In relation to advanced renal cell carcinoma and HER2+ breast cancer treatments market feedback indicated that the Novartis and GSK products were not considered to be substitutes, taking into account their indications for use, the mechanisms of action and the line of treatment they are indicated for.
In relation to advanced melanoma treatments GSK's Tafinlar product and Novartis' pipeline product LGX818 both share the same mechanism of action. Market feedback indicated that these products would be direct substitutes rather than complements in the treatment of advanced melanoma.

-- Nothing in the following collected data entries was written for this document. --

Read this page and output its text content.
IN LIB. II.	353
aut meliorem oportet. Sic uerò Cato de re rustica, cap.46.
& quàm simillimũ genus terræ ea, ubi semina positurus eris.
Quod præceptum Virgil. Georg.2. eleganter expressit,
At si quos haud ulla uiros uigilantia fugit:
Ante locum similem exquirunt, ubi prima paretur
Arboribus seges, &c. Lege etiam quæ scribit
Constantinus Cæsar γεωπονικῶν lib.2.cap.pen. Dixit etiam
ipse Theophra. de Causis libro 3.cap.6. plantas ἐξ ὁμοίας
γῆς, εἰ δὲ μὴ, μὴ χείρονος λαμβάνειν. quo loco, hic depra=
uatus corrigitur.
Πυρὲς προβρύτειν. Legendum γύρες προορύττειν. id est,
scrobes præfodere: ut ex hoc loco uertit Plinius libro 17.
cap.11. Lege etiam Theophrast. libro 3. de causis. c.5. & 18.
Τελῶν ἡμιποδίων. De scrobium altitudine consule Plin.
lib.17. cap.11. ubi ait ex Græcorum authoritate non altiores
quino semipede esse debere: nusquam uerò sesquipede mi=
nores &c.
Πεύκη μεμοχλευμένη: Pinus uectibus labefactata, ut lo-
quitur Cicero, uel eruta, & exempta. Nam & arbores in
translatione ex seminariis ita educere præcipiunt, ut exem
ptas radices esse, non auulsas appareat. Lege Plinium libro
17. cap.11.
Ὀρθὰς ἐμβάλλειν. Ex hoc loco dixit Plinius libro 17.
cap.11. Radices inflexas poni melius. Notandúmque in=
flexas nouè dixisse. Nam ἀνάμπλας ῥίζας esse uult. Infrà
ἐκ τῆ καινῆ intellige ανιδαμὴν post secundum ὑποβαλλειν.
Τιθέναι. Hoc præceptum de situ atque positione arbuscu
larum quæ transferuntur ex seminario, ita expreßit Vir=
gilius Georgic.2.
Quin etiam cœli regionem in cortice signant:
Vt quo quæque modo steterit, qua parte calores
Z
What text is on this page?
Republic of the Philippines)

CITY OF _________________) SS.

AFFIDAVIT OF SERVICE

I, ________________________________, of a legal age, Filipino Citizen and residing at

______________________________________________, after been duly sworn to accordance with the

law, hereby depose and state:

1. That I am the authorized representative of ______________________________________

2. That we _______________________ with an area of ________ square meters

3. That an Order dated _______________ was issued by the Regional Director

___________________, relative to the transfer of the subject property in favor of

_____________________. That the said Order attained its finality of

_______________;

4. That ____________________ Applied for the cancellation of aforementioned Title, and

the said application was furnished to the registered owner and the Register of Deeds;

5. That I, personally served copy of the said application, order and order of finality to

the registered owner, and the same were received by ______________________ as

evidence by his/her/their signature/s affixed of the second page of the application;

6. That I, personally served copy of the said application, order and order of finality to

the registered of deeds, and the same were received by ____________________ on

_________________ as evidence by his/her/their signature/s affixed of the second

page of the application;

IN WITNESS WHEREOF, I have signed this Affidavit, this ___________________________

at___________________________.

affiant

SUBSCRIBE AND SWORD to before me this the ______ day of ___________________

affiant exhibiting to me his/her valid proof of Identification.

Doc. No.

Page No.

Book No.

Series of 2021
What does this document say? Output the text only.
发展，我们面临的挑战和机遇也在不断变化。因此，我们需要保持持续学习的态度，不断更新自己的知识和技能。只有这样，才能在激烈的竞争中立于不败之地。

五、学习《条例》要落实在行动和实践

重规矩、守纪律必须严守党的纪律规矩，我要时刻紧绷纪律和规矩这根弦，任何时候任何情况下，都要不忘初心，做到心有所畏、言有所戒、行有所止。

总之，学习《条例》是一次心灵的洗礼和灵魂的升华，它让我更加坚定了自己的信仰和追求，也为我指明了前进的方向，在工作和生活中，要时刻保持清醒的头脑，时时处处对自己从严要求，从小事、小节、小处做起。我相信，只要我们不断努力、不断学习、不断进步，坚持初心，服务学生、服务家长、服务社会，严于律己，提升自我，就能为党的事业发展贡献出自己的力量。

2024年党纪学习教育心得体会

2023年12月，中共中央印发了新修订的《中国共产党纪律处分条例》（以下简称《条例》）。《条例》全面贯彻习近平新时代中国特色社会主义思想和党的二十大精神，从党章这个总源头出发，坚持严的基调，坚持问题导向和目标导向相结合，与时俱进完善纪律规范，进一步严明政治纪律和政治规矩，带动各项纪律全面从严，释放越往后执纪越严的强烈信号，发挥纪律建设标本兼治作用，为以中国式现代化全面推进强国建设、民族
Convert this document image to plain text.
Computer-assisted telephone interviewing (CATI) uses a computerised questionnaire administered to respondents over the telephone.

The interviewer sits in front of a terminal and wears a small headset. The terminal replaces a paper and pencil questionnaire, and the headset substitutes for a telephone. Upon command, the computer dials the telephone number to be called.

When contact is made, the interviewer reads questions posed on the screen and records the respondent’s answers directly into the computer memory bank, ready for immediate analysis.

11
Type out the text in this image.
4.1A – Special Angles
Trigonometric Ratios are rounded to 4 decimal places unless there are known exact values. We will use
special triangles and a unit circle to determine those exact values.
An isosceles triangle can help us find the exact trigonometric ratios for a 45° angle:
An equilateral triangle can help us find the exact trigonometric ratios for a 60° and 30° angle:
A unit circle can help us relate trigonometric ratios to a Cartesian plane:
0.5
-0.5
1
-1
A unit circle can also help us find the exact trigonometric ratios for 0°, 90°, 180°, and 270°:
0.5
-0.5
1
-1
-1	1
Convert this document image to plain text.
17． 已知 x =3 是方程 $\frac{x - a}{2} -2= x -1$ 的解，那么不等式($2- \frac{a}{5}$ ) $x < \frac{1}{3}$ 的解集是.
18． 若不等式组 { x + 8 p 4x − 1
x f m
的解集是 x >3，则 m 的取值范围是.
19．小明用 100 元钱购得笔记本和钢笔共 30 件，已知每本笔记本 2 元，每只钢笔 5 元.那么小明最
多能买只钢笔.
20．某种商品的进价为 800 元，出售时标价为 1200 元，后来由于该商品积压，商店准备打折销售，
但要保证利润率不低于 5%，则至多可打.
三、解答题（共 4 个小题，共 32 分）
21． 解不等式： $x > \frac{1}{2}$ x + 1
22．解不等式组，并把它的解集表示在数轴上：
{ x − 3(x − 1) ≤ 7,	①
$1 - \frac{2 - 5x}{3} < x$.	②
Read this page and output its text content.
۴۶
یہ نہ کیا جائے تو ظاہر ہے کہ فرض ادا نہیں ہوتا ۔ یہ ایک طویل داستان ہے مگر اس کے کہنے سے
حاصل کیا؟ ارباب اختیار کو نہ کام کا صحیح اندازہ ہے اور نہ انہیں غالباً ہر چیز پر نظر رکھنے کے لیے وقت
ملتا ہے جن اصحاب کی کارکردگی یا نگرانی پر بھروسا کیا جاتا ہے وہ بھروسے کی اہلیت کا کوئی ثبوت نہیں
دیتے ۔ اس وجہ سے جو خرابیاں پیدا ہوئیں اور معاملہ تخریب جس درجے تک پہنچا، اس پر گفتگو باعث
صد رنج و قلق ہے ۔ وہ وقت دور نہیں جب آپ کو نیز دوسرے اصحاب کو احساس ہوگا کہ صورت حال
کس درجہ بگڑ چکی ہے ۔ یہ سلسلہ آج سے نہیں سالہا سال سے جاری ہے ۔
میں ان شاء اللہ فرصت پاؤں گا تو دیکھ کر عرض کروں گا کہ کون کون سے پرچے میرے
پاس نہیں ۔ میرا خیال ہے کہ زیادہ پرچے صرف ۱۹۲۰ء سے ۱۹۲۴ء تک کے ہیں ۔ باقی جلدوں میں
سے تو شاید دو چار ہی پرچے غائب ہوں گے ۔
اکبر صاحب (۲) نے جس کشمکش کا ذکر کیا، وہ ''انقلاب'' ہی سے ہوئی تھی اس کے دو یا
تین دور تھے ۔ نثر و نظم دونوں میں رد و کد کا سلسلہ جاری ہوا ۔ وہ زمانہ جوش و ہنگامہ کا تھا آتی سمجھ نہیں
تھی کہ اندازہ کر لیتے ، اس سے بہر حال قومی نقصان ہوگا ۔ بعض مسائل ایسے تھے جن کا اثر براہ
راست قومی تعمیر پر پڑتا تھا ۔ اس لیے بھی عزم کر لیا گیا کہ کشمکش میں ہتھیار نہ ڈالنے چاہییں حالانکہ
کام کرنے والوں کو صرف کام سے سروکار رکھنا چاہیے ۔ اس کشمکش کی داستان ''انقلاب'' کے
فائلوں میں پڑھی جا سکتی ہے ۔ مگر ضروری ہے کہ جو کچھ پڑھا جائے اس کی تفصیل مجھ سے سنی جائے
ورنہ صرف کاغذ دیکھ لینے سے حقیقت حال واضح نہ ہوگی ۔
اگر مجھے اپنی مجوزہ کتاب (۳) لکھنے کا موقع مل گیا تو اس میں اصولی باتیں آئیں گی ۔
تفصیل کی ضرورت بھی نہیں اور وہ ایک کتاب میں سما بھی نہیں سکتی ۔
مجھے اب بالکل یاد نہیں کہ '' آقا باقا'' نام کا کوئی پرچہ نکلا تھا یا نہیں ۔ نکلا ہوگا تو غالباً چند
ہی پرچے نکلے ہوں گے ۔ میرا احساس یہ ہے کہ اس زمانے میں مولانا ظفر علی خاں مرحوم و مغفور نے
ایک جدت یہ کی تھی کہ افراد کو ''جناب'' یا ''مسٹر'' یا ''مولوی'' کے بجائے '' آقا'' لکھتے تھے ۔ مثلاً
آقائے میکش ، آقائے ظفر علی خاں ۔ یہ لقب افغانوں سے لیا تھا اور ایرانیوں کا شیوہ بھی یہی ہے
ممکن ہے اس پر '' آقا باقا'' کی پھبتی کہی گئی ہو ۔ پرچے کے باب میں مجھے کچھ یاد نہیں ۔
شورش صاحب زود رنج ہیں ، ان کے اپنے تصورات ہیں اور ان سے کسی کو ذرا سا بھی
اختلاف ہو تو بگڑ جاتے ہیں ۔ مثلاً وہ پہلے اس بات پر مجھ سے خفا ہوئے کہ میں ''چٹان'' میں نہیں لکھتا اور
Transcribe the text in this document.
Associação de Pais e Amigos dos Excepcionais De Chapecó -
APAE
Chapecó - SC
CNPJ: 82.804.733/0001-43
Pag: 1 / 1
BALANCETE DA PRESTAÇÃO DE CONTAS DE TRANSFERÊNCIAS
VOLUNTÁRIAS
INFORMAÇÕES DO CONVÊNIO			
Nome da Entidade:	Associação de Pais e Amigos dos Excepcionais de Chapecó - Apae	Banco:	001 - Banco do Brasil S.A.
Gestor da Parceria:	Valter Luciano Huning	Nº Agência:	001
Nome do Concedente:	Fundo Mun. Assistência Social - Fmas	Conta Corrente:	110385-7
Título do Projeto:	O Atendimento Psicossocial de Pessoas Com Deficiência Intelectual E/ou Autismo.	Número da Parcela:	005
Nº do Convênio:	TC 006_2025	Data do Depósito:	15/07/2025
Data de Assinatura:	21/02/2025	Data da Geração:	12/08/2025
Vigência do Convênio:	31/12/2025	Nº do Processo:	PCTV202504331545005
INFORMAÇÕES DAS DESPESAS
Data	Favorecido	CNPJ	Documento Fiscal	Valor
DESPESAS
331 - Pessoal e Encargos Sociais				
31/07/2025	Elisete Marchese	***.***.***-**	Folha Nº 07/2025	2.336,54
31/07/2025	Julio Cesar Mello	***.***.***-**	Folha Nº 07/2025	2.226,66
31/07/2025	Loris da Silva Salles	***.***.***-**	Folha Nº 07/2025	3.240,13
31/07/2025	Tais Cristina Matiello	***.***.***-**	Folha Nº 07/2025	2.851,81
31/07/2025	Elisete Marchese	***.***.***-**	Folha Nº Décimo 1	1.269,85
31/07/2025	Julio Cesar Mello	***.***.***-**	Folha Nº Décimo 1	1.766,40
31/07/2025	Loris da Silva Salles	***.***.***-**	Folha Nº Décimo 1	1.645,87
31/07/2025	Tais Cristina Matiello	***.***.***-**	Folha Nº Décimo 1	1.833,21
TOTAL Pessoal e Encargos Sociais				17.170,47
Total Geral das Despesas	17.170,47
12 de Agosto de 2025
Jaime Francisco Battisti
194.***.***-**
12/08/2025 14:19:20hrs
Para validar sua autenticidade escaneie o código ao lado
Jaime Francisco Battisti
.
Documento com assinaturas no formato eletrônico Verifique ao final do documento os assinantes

Similarly the combination of Novartis' pipeline products MEK162 and LGX818 are likely to compete with GSK's existing combination of Tafinlar and Mekinist.
The ACCC notes that Novartis has provided commitments to the European Commission to divest the pipeline advanced melanoma products MEK162 and LGX818. These commitments remove the overlap between Novartis and GSK in relation to the supply of advanced melanoma products, including in Australia.
For these reasons the ACCC considered that the proposed acquisition was unlikely to substantially lessen competition in any relevant market.
1st October 2014
ACCC commenced review under the Merger Process Guidelines.
24th October 2014
Closing date for submissions from interested parties.
20th November 2014
Former proposed decision date of 27 November delayed at the request of the parties to allow them to provide further information to the ACCC.
29th January 2015
ACCC received further information from the parties.
3rd February 2015
Former proposed decision date of 5 February 2015 delayed to allow the parties to provide further information to the ACCC.
20th February 2015
ACCC announced it would not oppose the proposed acquisition.
* Total Review days = Total business days less public holidays and time during which the review was suspended.